Huxley was born in Woking, Surrey in 1965. After completing a fine art degree at Nottingham, he gained a place at The Royal Academy Schools to study painting (1989-1992). He won the Royal Academy Young Masters Prize on graduation and exhibited with Crane Kalman for the first time in 1992. Whilst at the RA schools, Huxley spent long hours in the life-room practicing academic, observational drawing. He discovered the work of Bruegel and Bosch, learning how to compose complex, multifigure compositions, characteristic of his work still present today. 

In the mid 90s Huxley went to New York to create large-scale, ultraviolet light paintings for nightclub dance events, most notably for Gace Jones’ birthday party at the notorious Tunnel Club. Throughout and since Huxley has maintained a keen interest in the human figure, particularly in motion and his work sold consistently.
 He writes; ‘’The work goes in many directions, meditative, repetition of figures in rhythm and motion, feeding more non-specific narratives. Small frozen moments, where the flow of either charcoal or watercolour suggests threads of stories to me. The accidental and the subconscious is fundamental in finding images.’’
 
Huxley has won awards for drawing in both the ING Discerning Eye Competition and the Jerwood Drawing Prize.
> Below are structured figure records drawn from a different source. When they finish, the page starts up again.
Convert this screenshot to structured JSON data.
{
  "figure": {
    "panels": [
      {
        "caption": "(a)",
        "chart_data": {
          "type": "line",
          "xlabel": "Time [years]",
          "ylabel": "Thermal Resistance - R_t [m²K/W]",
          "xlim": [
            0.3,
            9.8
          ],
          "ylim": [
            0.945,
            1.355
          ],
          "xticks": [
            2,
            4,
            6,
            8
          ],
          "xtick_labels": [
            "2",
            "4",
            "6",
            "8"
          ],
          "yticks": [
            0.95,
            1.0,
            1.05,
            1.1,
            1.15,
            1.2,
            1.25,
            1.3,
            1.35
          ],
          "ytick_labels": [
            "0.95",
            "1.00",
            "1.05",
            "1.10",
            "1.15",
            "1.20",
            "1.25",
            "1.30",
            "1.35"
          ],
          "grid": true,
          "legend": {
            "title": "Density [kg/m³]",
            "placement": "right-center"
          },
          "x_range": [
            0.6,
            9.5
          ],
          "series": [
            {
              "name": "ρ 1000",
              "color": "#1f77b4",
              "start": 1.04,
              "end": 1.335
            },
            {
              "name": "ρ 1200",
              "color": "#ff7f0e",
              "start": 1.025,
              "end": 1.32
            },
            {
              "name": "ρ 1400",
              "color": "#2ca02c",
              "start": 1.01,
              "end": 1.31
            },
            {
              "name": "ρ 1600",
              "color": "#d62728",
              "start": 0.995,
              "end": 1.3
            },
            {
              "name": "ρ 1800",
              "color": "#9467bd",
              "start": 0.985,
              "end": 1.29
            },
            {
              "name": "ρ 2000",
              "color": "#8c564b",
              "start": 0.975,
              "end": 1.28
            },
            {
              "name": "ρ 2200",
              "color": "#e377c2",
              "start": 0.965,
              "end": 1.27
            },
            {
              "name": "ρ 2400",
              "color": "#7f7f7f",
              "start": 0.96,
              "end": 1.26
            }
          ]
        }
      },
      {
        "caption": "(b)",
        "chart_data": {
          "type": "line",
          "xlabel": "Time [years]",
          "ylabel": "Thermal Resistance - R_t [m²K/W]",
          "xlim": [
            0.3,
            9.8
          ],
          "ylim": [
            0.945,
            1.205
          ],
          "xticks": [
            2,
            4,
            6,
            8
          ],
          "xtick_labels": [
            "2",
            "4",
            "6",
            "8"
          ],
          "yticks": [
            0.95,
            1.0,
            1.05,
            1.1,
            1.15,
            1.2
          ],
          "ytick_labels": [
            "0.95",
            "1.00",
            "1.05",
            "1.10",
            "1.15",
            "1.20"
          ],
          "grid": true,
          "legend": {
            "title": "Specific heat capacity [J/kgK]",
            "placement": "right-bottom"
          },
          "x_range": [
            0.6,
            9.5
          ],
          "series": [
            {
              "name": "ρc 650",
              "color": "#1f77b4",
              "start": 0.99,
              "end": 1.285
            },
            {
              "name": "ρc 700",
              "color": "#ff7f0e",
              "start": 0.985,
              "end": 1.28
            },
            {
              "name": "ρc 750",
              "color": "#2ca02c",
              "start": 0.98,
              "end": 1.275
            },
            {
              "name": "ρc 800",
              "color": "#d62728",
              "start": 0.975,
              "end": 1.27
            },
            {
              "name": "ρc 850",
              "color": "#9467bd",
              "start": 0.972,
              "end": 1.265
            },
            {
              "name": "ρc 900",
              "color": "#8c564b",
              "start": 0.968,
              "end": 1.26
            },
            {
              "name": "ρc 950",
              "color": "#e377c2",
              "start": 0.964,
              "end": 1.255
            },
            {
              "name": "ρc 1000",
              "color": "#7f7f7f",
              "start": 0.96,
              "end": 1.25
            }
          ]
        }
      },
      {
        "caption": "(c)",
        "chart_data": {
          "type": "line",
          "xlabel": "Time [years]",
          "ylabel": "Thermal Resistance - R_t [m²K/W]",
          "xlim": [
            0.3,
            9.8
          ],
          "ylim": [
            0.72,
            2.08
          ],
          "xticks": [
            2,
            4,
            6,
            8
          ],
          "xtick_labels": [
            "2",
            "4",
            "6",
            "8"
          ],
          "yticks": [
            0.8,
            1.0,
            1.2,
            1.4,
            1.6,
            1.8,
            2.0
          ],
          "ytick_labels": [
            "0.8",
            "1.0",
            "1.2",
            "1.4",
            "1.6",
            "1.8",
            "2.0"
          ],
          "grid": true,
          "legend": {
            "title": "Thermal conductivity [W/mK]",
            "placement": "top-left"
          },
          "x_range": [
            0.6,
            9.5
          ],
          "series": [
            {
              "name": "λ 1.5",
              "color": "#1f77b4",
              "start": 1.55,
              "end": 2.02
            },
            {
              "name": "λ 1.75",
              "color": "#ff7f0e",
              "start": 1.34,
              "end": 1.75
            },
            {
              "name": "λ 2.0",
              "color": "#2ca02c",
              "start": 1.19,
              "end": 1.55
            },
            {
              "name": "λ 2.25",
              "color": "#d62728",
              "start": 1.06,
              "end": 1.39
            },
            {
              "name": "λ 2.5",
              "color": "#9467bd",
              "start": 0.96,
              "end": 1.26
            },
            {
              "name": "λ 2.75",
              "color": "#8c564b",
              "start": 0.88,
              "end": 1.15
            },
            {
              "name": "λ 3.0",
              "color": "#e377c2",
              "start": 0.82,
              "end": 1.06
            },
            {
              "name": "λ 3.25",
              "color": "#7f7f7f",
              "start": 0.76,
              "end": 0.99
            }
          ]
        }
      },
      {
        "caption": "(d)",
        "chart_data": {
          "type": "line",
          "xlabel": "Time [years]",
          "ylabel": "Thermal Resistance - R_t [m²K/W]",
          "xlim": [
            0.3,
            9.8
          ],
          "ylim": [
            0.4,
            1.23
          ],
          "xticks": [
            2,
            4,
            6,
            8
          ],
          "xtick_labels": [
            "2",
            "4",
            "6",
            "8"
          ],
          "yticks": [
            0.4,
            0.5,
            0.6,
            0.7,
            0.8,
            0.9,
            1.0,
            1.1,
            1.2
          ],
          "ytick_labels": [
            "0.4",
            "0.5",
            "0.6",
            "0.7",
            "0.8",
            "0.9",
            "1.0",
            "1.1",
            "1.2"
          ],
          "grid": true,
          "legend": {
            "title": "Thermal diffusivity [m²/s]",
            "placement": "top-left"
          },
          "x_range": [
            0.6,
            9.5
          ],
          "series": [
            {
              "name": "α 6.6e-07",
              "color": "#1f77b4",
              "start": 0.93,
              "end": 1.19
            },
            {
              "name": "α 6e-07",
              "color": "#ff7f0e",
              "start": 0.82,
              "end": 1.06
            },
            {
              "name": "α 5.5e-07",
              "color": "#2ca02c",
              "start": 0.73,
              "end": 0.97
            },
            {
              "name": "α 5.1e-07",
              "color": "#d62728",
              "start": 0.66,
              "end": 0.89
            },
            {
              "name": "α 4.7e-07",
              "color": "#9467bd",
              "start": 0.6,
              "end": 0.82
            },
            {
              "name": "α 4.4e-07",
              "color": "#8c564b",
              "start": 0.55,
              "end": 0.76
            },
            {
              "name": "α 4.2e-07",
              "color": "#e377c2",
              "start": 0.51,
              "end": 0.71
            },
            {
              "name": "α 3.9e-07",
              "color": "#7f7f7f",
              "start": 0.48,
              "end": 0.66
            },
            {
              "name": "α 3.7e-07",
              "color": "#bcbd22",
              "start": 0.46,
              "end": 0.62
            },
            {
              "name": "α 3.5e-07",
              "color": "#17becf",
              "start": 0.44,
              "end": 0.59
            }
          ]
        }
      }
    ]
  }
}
His watercolours gained him the Sunday Times Singer-Friedlander Watercolour Award (1994), The Penguin Cover Prize (2009) and in 2017 Huxley was elected into the Royal Watercolour Society. His large scale ‘figurescapes’ hang in major London buildings in the collections of Barclays PLC, Goldman-Sachs and UBS to name a few. 
 
Huxley’s work has featured in Beaux-Arts Magazine, The Guardian, The London Evening Standard and other publications.